A short focus on width_bucket function

Posted 3 years ago.

In the last short focus article we saw how to see how many sales were performed during each day of a given period of time. What if now we want to see the distribution of sales upon their prices? What do we want? To see how many sales have a total price between 0-999, 1,000-1,999 etc. up to 10,000?

This is where a Postgres’s mathematical function enters the scene: width_bucket. To be short, this function returns the position of each row in the defined buckets.

select
  sale_id,
  total_price_ct,
  width_bucket(total_price_ct, 0, 10000, 10) as bucket_position
from sale
where seller_id = 3
;

┌─────────┬────────────────┬─────────────────┐
│ sale_id │ total_price_ct │ bucket_position │
├─────────┼────────────────┼─────────────────┤
│      64 │           5420 │               6 │
│      65 │           3210 │               4 │
│      66 │           2510 │               3 │
│      67 │           6780 │               7 │
│      68 │           2640 │               3 │
│      69 │            280 │               1 │
│      70 │            130 │               1 │
│      71 │           6180 │               7 │
│      72 │           8580 │               9 │
│      73 │            160 │               1 │
└─────────┴────────────────┴─────────────────┘
(10 rows)
In the example above, ten buckets are defined between 0 and 10,000 so the function returns the bucket index each record has its total_price_ct value in. From here, it may appear easy to get the count of sales in each bucket hence the distribution of sales upon total price:

select
  width_bucket(total_price_ct, 0, 10000, 10) as bucket_position,
  count(sale) as sales_count
from sale
where seller_id = 3
group by 1
order by 1 asc
;

┌─────────────────┬─────────────┐
│ bucket_position │ sales_count │
├─────────────────┼─────────────┤
│               1 │           3 │
│               3 │           2 │
│               4 │           1 │
│               6 │           1 │
│               7 │           2 │
│               9 │           1 │
└─────────────────┴─────────────┘
(6 rows)

This looks familiar to those who followed the previous article.

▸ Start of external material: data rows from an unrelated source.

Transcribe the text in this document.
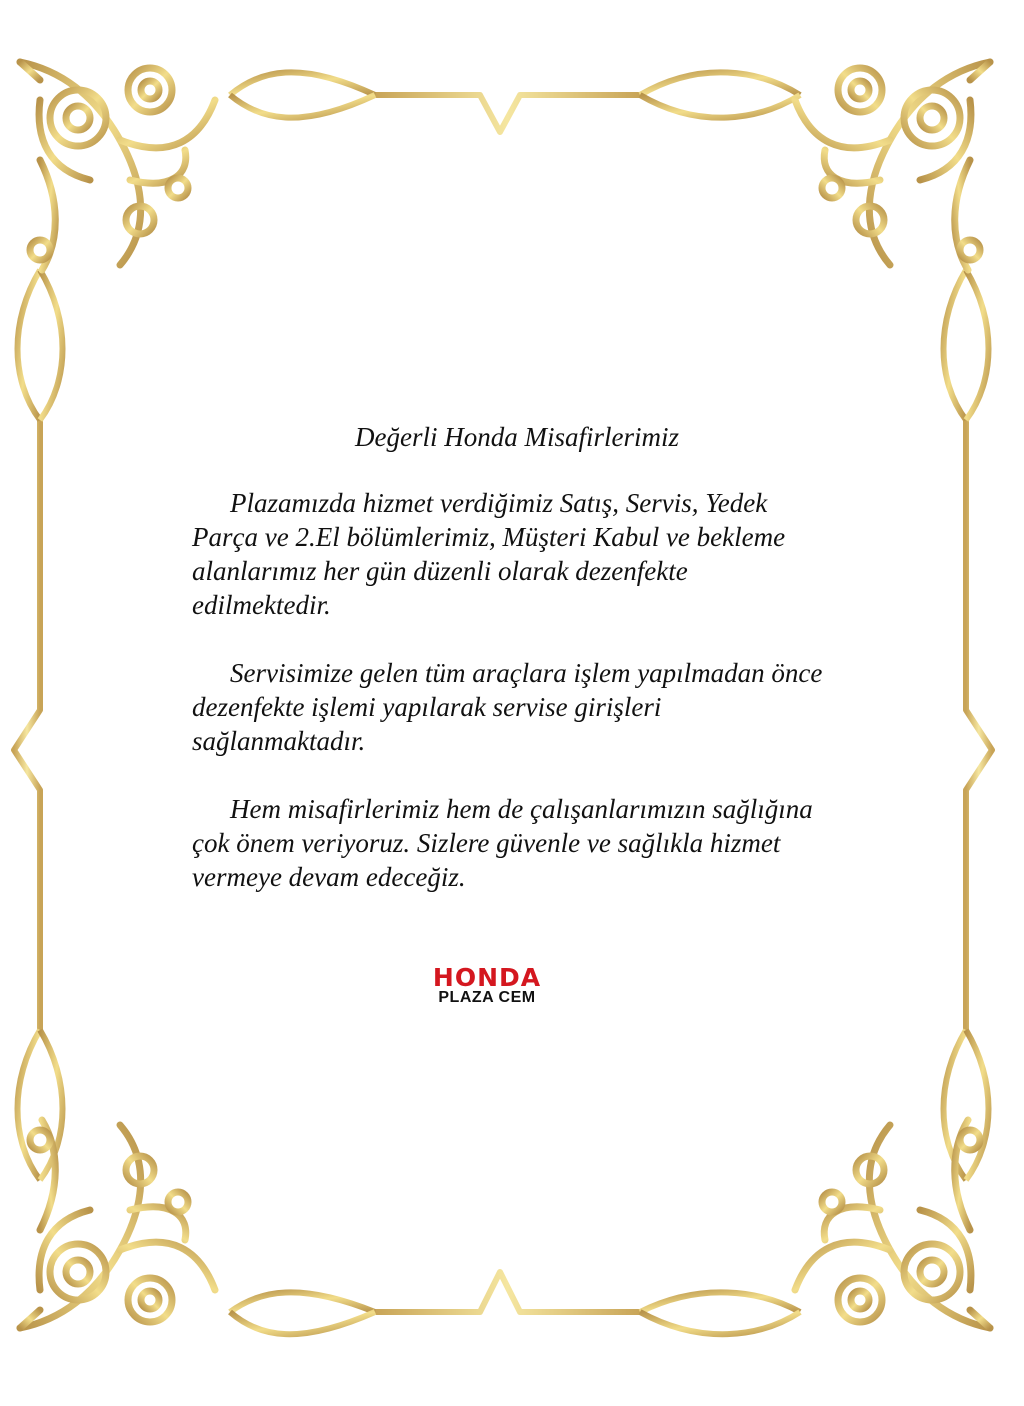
Değerli Honda Misafirlerimiz

Plazamızda hizmet verdiğimiz Satış, Servis, Yedek Parça ve 2.El bölümlerimiz, Müşteri Kabul ve bekleme alanlarımız her gün düzenli olarak dezenfekte edilmektedir.

Servisimize gelen tüm araçlara işlem yapılmadan önce dezenfekte işlemi yapılarak servise girişleri sağlanmaktadır.

Hem misafirlerimiz hem de çalışanlarımızın sağlığına çok önem veriyoruz. Sizlere güvenle ve sağlıkla hizmet vermeye devam edeceğiz.

HONDA
PLAZA CEM
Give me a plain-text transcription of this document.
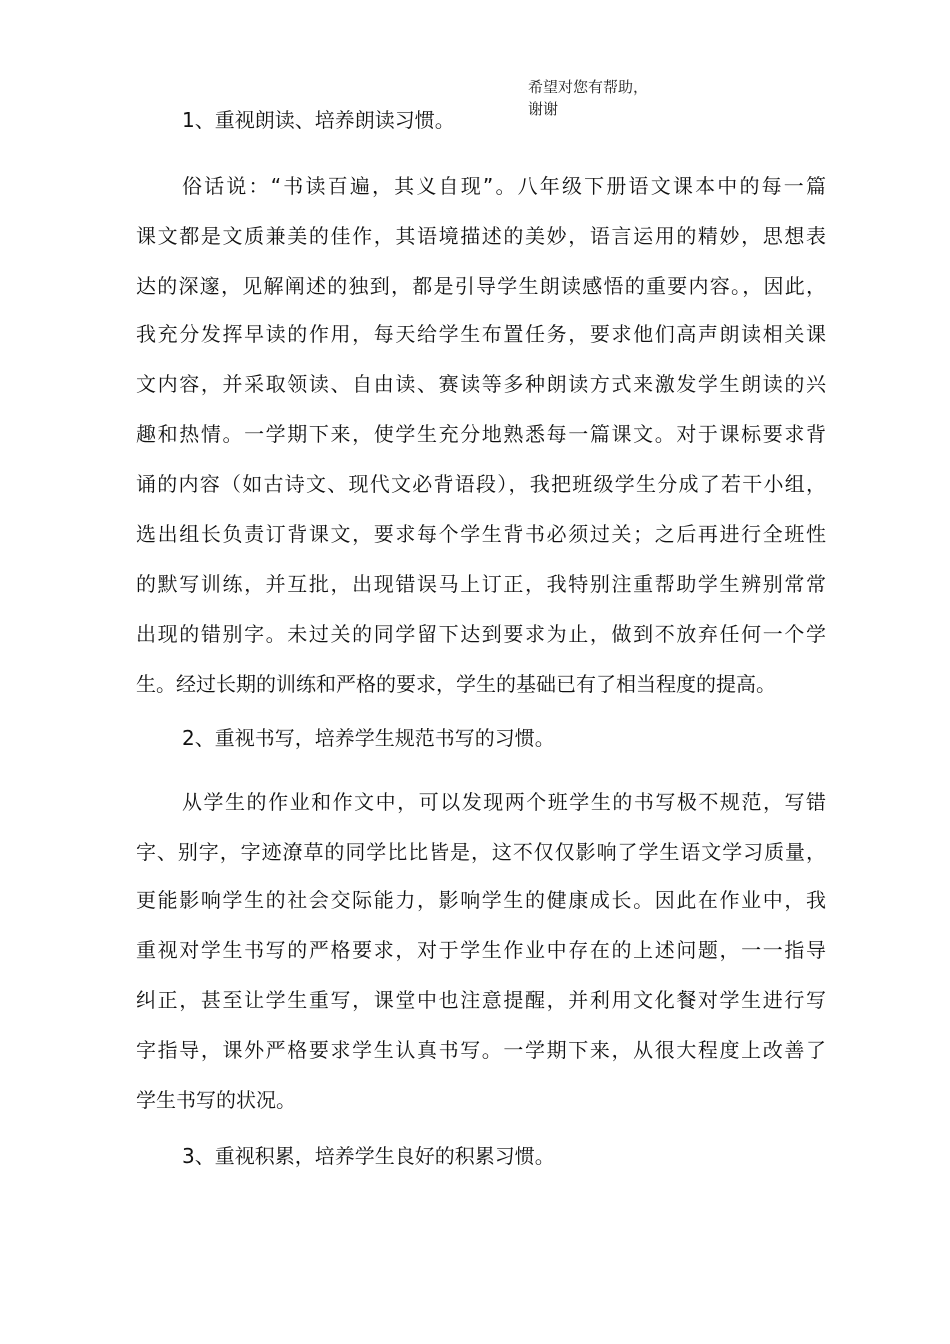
希望对您有帮助，
谢谢
1、重视朗读、培养朗读习惯。
俗话说：“书读百遍，其义自现”。八年级下册语文课本中的每一篇
课文都是文质兼美的佳作，其语境描述的美妙，语言运用的精妙，思想表
达的深邃，见解阐述的独到，都是引导学生朗读感悟的重要内容。，因此，
我充分发挥早读的作用，每天给学生布置任务，要求他们高声朗读相关课
文内容，并采取领读、自由读、赛读等多种朗读方式来激发学生朗读的兴
趣和热情。一学期下来，使学生充分地熟悉每一篇课文。对于课标要求背
诵的内容（如古诗文、现代文必背语段），我把班级学生分成了若干小组，
选出组长负责订背课文，要求每个学生背书必须过关；之后再进行全班性
的默写训练，并互批，出现错误马上订正，我特别注重帮助学生辨别常常
出现的错别字。未过关的同学留下达到要求为止，做到不放弃任何一个学
生。经过长期的训练和严格的要求，学生的基础已有了相当程度的提高。
2、重视书写，培养学生规范书写的习惯。
从学生的作业和作文中，可以发现两个班学生的书写极不规范，写错
字、别字，字迹潦草的同学比比皆是，这不仅仅影响了学生语文学习质量，
更能影响学生的社会交际能力，影响学生的健康成长。因此在作业中，我
重视对学生书写的严格要求，对于学生作业中存在的上述问题，一一指导
纠正，甚至让学生重写，课堂中也注意提醒，并利用文化餐对学生进行写
字指导，课外严格要求学生认真书写。一学期下来，从很大程度上改善了
学生书写的状况。
3、重视积累，培养学生良好的积累习惯。
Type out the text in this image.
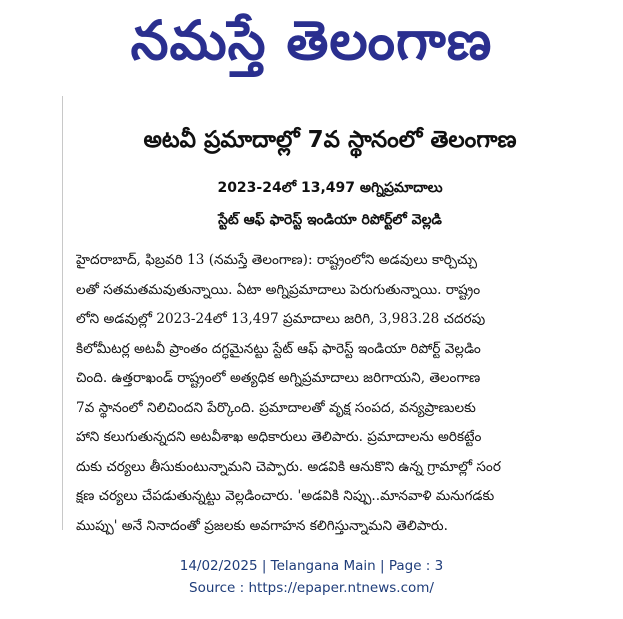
నమస్తే తెలంగాణ
అటవీ ప్రమాదాల్లో 7వ స్థానంలో తెలంగాణ
2023-24లో 13,497 అగ్నిప్రమాదాలు
స్టేట్ ఆఫ్ ఫారెస్ట్ ఇండియా రిపోర్ట్‌లో వెల్లడి
హైదరాబాద్, ఫిబ్రవరి 13 (నమస్తే తెలంగాణ): రాష్ట్రంలోని అడవులు కార్చిచ్చు
లతో సతమతమవుతున్నాయి. ఏటా అగ్నిప్రమాదాలు పెరుగుతున్నాయి. రాష్ట్రం
లోని అడవుల్లో 2023-24లో 13,497 ప్రమాదాలు జరిగి, 3,983.28 చదరపు
కిలోమీటర్ల అటవీ ప్రాంతం దగ్ధమైనట్టు స్టేట్ ఆఫ్ ఫారెస్ట్ ఇండియా రిపోర్ట్ వెల్లడిం
చింది. ఉత్తరాఖండ్ రాష్ట్రంలో అత్యధిక అగ్నిప్రమాదాలు జరిగాయని, తెలంగాణ
7వ స్థానంలో నిలిచిందని పేర్కొంది. ప్రమాదాలతో వృక్ష సంపద, వన్యప్రాణులకు
హాని కలుగుతున్నదని అటవీశాఖ అధికారులు తెలిపారు. ప్రమాదాలను అరికట్టేం
దుకు చర్యలు తీసుకుంటున్నామని చెప్పారు. అడవికి ఆనుకొని ఉన్న గ్రామాల్లో సంర
క్షణ చర్యలు చేపడుతున్నట్టు వెల్లడించారు. 'అడవికి నిప్పు..మానవాళి మనుగడకు
ముప్పు' అనే నినాదంతో ప్రజలకు అవగాహన కలిగిస్తున్నామని తెలిపారు.
14/02/2025 | Telangana Main | Page : 3
Source : https://epaper.ntnews.com/
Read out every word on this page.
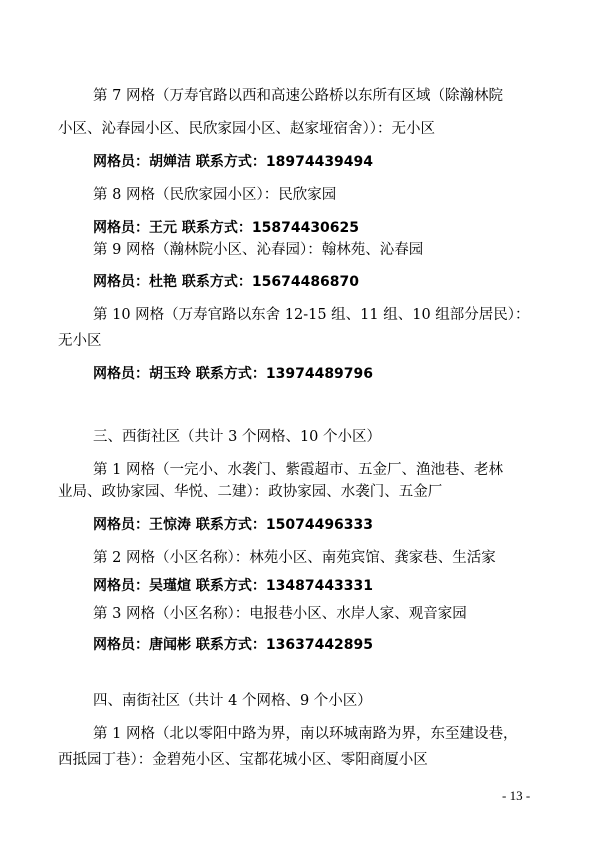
第 7 网格（万寿官路以西和高速公路桥以东所有区域（除瀚林院
小区、沁春园小区、民欣家园小区、赵家垭宿舍））：无小区
网格员：胡婵洁 联系方式：18974439494
第 8 网格（民欣家园小区）：民欣家园
网格员：王元 联系方式：15874430625
第 9 网格（瀚林院小区、沁春园）：翰林苑、沁春园
网格员：杜艳 联系方式：15674486870
第 10 网格（万寿官路以东舍 12-15 组、11 组、10 组部分居民）：
无小区
网格员：胡玉玲 联系方式：13974489796
三、西街社区（共计 3 个网格、10 个小区）
第 1 网格（一完小、水袭门、紫霞超市、五金厂、渔池巷、老林
业局、政协家园、华悦、二建）：政协家园、水袭门、五金厂
网格员：王惊涛 联系方式：15074496333
第 2 网格（小区名称）：林苑小区、南苑宾馆、龚家巷、生活家
网格员：吴瑾煊 联系方式：13487443331
第 3 网格（小区名称）：电报巷小区、水岸人家、观音家园
网格员：唐闻彬 联系方式：13637442895
四、南街社区（共计 4 个网格、9 个小区）
第 1 网格（北以零阳中路为界，南以环城南路为界，东至建设巷，
西抵园丁巷）：金碧苑小区、宝都花城小区、零阳商厦小区
- 13 -
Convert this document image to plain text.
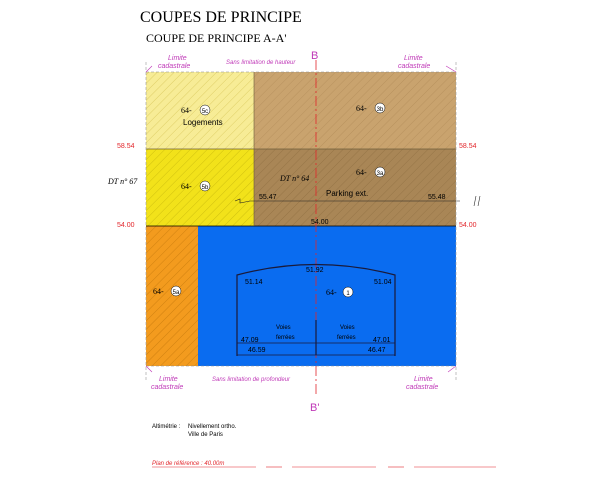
COUPES DE PRINCIPE
COUPE DE PRINCIPE A-A'
B
B'
Limite
cadastrale
Limite
cadastrale
Limite
cadastrale
Limite
cadastrale
Sans limitation de hauteur
Sans limitation de profondeur
58.54	58.54
54.00	54.00
54.00
55.47	55.48
DT n° 67	DT n° 64
64- 5c
Logements
64- 3b
64- 5b
64- 3a
Parking ext.
64- 5a
51.92
51.14	51.04
64- 1
Voies
ferrées
Voies
ferrées
47.09
46.59
47.01
46.47
Altimétrie : Nivellement ortho.
Ville de Paris
Plan de référence : 40.00m
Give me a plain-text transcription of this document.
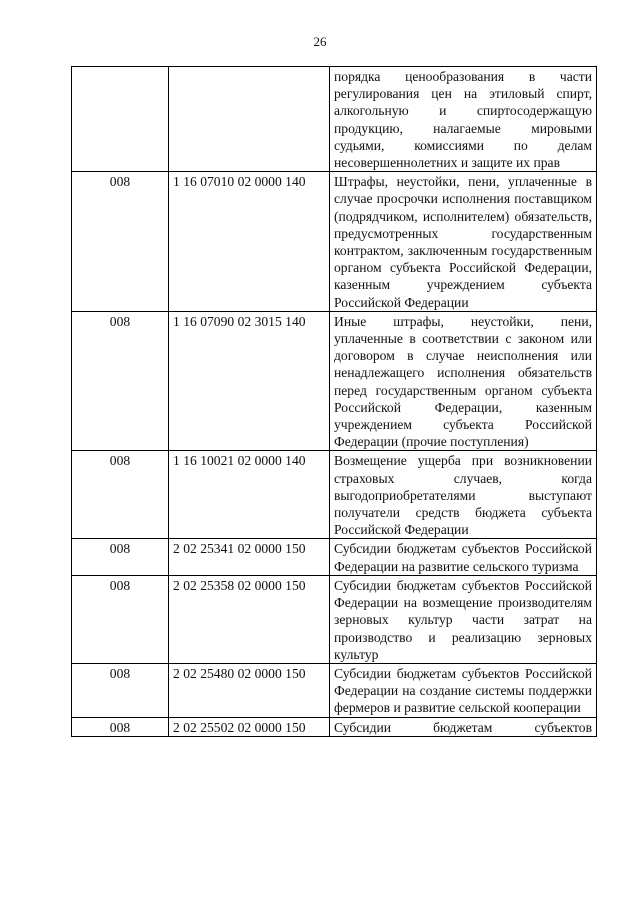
26
		порядка ценообразования в части регулирования цен на этиловый спирт, алкогольную и спиртосодержащую продукцию, налагаемые мировыми судьями, комиссиями по делам несовершеннолетних и защите их прав
008	1 16 07010 02 0000 140	Штрафы, неустойки, пени, уплаченные в случае просрочки исполнения поставщиком (подрядчиком, исполнителем) обязательств, предусмотренных государственным контрактом, заключенным государственным органом субъекта Российской Федерации, казенным учреждением субъекта Российской Федерации
008	1 16 07090 02 3015 140	Иные штрафы, неустойки, пени, уплаченные в соответствии с законом или договором в случае неисполнения или ненадлежащего исполнения обязательств перед государственным органом субъекта Российской Федерации, казенным учреждением субъекта Российской Федерации (прочие поступления)
008	1 16 10021 02 0000 140	Возмещение ущерба при возникновении страховых случаев, когда выгодоприобретателями выступают получатели средств бюджета субъекта Российской Федерации
008	2 02 25341 02 0000 150	Субсидии бюджетам субъектов Российской Федерации на развитие сельского туризма
008	2 02 25358 02 0000 150	Субсидии бюджетам субъектов Российской Федерации на возмещение производителям зерновых культур части затрат на производство и реализацию зерновых культур
008	2 02 25480 02 0000 150	Субсидии бюджетам субъектов Российской Федерации на создание системы поддержки фермеров и развитие сельской кооперации
008	2 02 25502 02 0000 150	Субсидии бюджетам субъектов
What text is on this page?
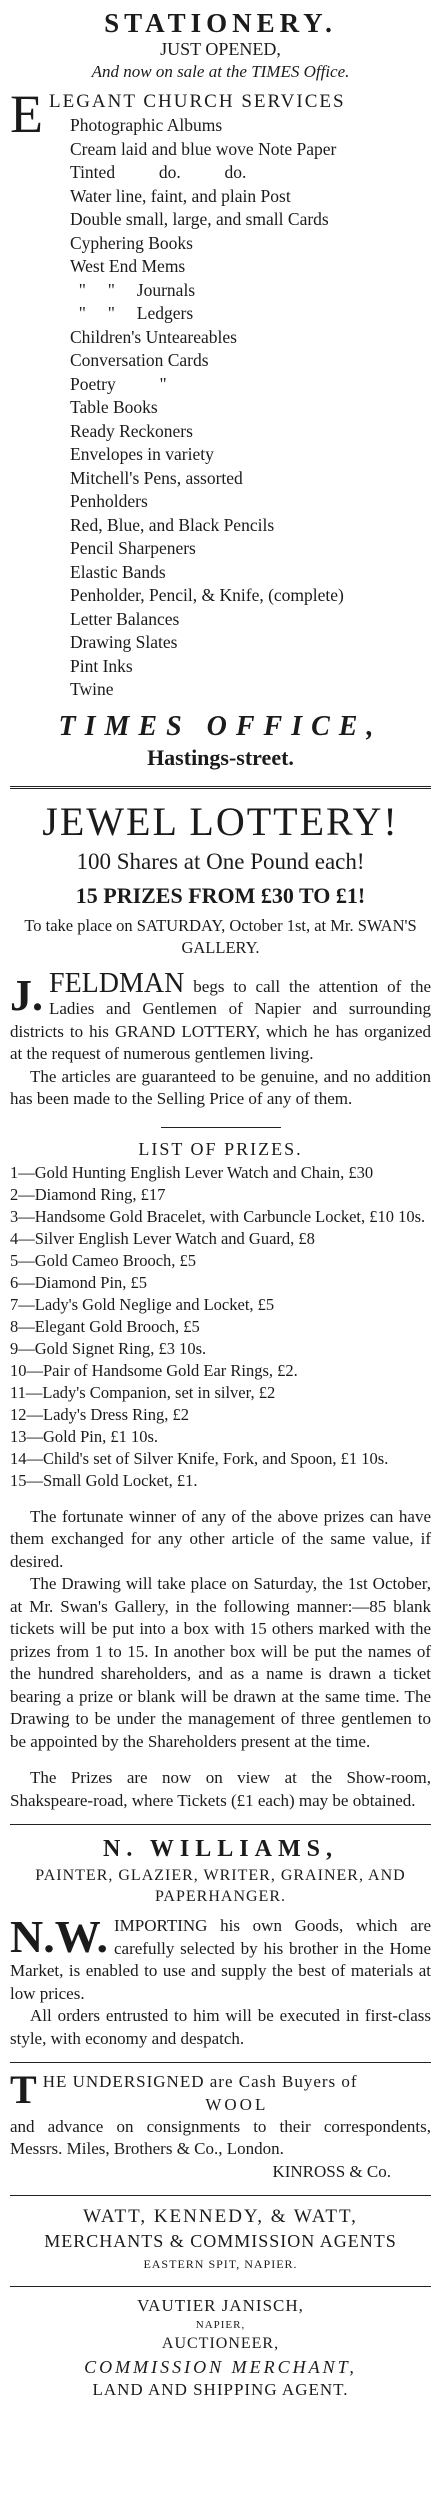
STATIONERY.
JUST OPENED,
And now on sale at the TIMES Office.
E LEGANT CHURCH SERVICES
Photographic Albums
Cream laid and blue wove Note Paper
Tinted          do.          do.
Water line, faint, and plain Post
Double small, large, and small Cards
Cyphering Books
West End Mems
"     "     Journals
"     "     Ledgers
Children's Unteareables
Conversation Cards
Poetry          "
Table Books
Ready Reckoners
Envelopes in variety
Mitchell's Pens, assorted
Penholders
Red, Blue, and Black Pencils
Pencil Sharpeners
Elastic Bands
Penholder, Pencil, & Knife, (complete)
Letter Balances
Drawing Slates
Pint Inks
Twine
TIMES OFFICE,
Hastings-street.
JEWEL LOTTERY!
100 Shares at One Pound each!
15 PRIZES FROM £30 TO £1!
To take place on SATURDAY, October 1st, at Mr. SWAN'S GALLERY.
J. FELDMAN begs to call the attention of the Ladies and Gentlemen of Napier and surrounding districts to his GRAND LOTTERY, which he has organized at the request of numerous gentlemen living.

The articles are guaranteed to be genuine, and no addition has been made to the Selling Price of any of them.

LIST OF PRIZES.
1—Gold Hunting English Lever Watch and Chain, £30
2—Diamond Ring, £17
3—Handsome Gold Bracelet, with Carbuncle Locket, £10 10s.
4—Silver English Lever Watch and Guard, £8
5—Gold Cameo Brooch, £5
6—Diamond Pin, £5
7—Lady's Gold Neglige and Locket, £5
8—Elegant Gold Brooch, £5
9—Gold Signet Ring, £3 10s.
10—Pair of Handsome Gold Ear Rings, £2.
11—Lady's Companion, set in silver, £2
12—Lady's Dress Ring, £2
13—Gold Pin, £1 10s.
14—Child's set of Silver Knife, Fork, and Spoon, £1 10s.
15—Small Gold Locket, £1.

The fortunate winner of any of the above prizes can have them exchanged for any other article of the same value, if desired.

The Drawing will take place on Saturday, the 1st October, at Mr. Swan's Gallery, in the following manner:—85 blank tickets will be put into a box with 15 others marked with the prizes from 1 to 15. In another box will be put the names of the hundred shareholders, and as a name is drawn a ticket bearing a prize or blank will be drawn at the same time. The Drawing to be under the management of three gentlemen to be appointed by the Shareholders present at the time.

The Prizes are now on view at the Show-room, Shakspeare-road, where Tickets (£1 each) may be obtained.

N. WILLIAMS,
PAINTER, GLAZIER, WRITER, GRAINER, AND PAPERHANGER.
N.W. IMPORTING his own Goods, which are carefully selected by his brother in the Home Market, is enabled to use and supply the best of materials at low prices.

All orders entrusted to him will be executed in first-class style, with economy and despatch.

T HE UNDERSIGNED are Cash Buyers of
WOOL

and advance on consignments to their correspondents, Messrs. Miles, Brothers & Co., London.

KINROSS & Co.
WATT, KENNEDY, & WATT,
MERCHANTS & COMMISSION AGENTS
EASTERN SPIT, NAPIER.
VAUTIER JANISCH,
NAPIER,
AUCTIONEER,
COMMISSION MERCHANT,
LAND AND SHIPPING AGENT.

Some buckets do not have sales hence are not present in the result set. So they can not appear in the grouped clause.

with
  sale_distribution as (
    select
      s.sale_id,
      width_bucket(s.total_price_ct, 0, 10000, 10) as bucket_no,
      s.total_price_ct
    from
      sale s
    where
      s.seller_id = 3
)
select
  val.n as bucket_position,
  count(sd.*) as sales_count
from
    generate_series(1, 10) val (n)
    left join sale_distribution sd on val.n = sd.bucket_no
group by 1
order by 1 asc
    ;

┌─────────────────┬─────────────┐
│ bucket_position │ sales_count │
├─────────────────┼─────────────┤
│               1 │           3 │
│               2 │           0 │
│               3 │           2 │
│               4 │           1 │
│               5 │           0 │
│               6 │           1 │
│               7 │           2 │
│               8 │           0 │
│               9 │           1 │
│              10 │           0 │
└─────────────────┴─────────────┘
(10 rows)

What about a formatted graph directly in text mode ?

with
  sale_distribution as (
    select
      s.sale_id,
      width_bucket(s.total_price_ct, 0, 10000, 10) as bucket_no,
      s.total_price_ct
    from
      sale s
    where
      s.seller_id = 3
)
select
  format('%04s - %04s',(val.n - 1) * 1000, (val.n - 1) * 1000 + 999) as sale_price,
  repeat('#', 3 * count(sd.*)::int4) as sales_count
from
    generate_series(1, 10) val (n)
    left join sale_distribution sd on val.n = sd.bucket_no
group by 1
order by 1 asc
    ;

┌─────────────┬─────────────┐
│ sale_price  │ sales_count │
├─────────────┼─────────────┤
│    0 -  999 │ #########   │
│ 1000 - 1999 │             │
│ 2000 - 2999 │ ######      │
│ 3000 - 3999 │ ###         │
│ 4000 - 4999 │             │
│ 5000 - 5999 │ ###         │
│ 6000 - 6999 │ ######      │
│ 7000 - 7999 │             │
│ 8000 - 8999 │ ###         │
│ 9000 - 9999 │             │
└─────────────┴─────────────┘
(10 rows)

How to do that using Pomm ?

I have been asked to show how to perform theses queries with Pomm. Here is an example of CLI PHP script that will show nice formatted results (thanks to Symfony Console component).

<?php
$loader = require DIR . '/vendor/autoload.php';

use PommProject\Foundation\Pomm; use Symfony\Component\Console\Helper\Table; use Symfony\Component\Console\Output\ConsoleOutput;

$iterator = (new Pomm(['my_db' => ['dsn' => 'pgsql://user:pass@host/db_name']])) ->getDefaultSession() ->getQueryManager() ->query(<<<SQL select sale_id, total_price_ct from sales s where s.seller_id = $* SQL , [3]) ; $table = new Table(new ConsoleOutput()); $table->setHeaders(['sale ID', 'sale price (cent)']);

foreach ($iterator as $row) { $table->addRow(array_values($row)); }

$table->render();

Enjoy.